Dean and I went to the premier of Rebecca Brown's new play The Toaster last night at New City Theater/On the Boards. It's a dark and funny play about the death of an elderly woman, and her two surviving children sitting on a park bench, bickering over the contents of a "magic suitcase" she has left behind. Very simply staged with the barest of props. Very Beckett/Waiting-for-Godot-esque. It's the dialogue, and the silences, that make the play.
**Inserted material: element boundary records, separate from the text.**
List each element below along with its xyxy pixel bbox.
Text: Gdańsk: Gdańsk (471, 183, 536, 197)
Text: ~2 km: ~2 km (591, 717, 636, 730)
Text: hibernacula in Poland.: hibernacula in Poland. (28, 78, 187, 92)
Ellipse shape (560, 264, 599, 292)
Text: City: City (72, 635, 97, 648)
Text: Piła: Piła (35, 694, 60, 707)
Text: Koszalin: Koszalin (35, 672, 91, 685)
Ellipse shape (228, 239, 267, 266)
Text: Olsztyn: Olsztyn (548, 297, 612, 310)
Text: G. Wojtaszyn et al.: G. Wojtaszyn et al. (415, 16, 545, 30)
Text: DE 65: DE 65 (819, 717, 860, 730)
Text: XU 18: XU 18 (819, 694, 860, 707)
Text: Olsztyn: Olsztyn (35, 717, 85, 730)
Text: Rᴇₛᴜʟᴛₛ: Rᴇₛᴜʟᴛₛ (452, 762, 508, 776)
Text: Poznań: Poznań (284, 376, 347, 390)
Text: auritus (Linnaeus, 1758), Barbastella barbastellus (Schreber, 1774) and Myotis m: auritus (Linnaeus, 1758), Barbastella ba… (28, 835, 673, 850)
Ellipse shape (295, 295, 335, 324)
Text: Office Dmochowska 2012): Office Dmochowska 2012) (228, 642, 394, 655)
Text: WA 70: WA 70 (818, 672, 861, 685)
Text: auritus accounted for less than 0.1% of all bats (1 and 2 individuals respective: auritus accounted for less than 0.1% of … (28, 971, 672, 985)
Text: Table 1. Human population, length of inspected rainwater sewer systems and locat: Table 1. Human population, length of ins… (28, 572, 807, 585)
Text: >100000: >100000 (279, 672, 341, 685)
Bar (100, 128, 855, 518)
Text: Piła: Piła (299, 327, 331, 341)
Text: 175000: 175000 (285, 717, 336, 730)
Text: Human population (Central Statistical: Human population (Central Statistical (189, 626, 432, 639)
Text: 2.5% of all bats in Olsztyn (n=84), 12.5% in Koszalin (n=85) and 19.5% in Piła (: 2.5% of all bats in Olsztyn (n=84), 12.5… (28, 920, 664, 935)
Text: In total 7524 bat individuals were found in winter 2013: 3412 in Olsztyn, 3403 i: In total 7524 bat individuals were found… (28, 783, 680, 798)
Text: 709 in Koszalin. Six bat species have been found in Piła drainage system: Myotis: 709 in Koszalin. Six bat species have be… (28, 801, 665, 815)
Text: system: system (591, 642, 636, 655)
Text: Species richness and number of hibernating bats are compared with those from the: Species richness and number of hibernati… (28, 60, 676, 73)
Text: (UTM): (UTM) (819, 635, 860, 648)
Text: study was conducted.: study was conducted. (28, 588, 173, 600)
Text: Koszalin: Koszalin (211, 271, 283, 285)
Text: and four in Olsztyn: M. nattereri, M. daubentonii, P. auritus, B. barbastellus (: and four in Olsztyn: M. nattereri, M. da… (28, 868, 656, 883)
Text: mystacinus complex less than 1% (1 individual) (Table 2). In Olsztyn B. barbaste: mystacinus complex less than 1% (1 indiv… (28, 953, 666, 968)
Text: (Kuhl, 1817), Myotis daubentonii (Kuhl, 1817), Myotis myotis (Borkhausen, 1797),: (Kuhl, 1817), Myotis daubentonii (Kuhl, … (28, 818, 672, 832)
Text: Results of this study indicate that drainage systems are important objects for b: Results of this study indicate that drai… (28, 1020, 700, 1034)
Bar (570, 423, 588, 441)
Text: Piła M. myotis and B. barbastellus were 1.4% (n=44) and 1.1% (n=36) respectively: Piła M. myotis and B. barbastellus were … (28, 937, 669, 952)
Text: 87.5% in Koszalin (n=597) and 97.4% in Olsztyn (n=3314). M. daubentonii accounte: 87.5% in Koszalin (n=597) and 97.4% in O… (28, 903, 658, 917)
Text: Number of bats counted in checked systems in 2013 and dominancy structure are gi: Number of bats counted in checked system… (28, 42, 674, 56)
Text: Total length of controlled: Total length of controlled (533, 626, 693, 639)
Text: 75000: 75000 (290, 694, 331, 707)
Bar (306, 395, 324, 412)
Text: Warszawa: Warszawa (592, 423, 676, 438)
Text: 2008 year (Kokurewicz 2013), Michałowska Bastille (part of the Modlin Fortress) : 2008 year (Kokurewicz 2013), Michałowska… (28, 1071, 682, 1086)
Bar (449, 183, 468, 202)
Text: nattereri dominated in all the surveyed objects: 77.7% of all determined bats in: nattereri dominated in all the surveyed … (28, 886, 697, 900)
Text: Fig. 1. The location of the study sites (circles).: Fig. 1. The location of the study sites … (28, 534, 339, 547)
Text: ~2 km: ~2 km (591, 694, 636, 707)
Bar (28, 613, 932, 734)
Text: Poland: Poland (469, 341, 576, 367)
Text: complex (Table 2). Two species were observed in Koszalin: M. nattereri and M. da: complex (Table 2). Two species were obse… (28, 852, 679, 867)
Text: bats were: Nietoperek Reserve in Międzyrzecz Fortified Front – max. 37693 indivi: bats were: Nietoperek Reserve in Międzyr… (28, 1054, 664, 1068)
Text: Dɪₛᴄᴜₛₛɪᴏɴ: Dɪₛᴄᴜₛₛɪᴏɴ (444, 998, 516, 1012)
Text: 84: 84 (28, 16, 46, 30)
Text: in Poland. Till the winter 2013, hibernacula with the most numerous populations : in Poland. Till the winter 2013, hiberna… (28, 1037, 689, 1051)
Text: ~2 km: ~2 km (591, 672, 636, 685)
In one stunning scene, at the end of the first act, the ill elderly mother undresses, we see her almost nude body (the actress is probably near 70-80 years old, and is terrific in the part) and we watch in silence as her son slowly and tenderly bathes her with a washcloth.

3 comments:

Emily Lloyd said...

Mmmm...Rebecca Brown is really something, isn't she? Damn, I wish the community theatre in Milford, DE would take this play on. But no. It's Steel Magnolias every year.

Radish King said...

Peter, I want to see this. I think I'll take Page. I loved it when Rebecca was there when I read for Cranky. She was so bright, like a disco ball in the front row. I dug her. I didn't like The Gifts of the Body though. I couldn't finish it. Maybe it was too sad. Maybe I was too sad.

Esther Altshul Helfgott said...

I thought Gifts of the Body was brilliant. Hope to see her play soon.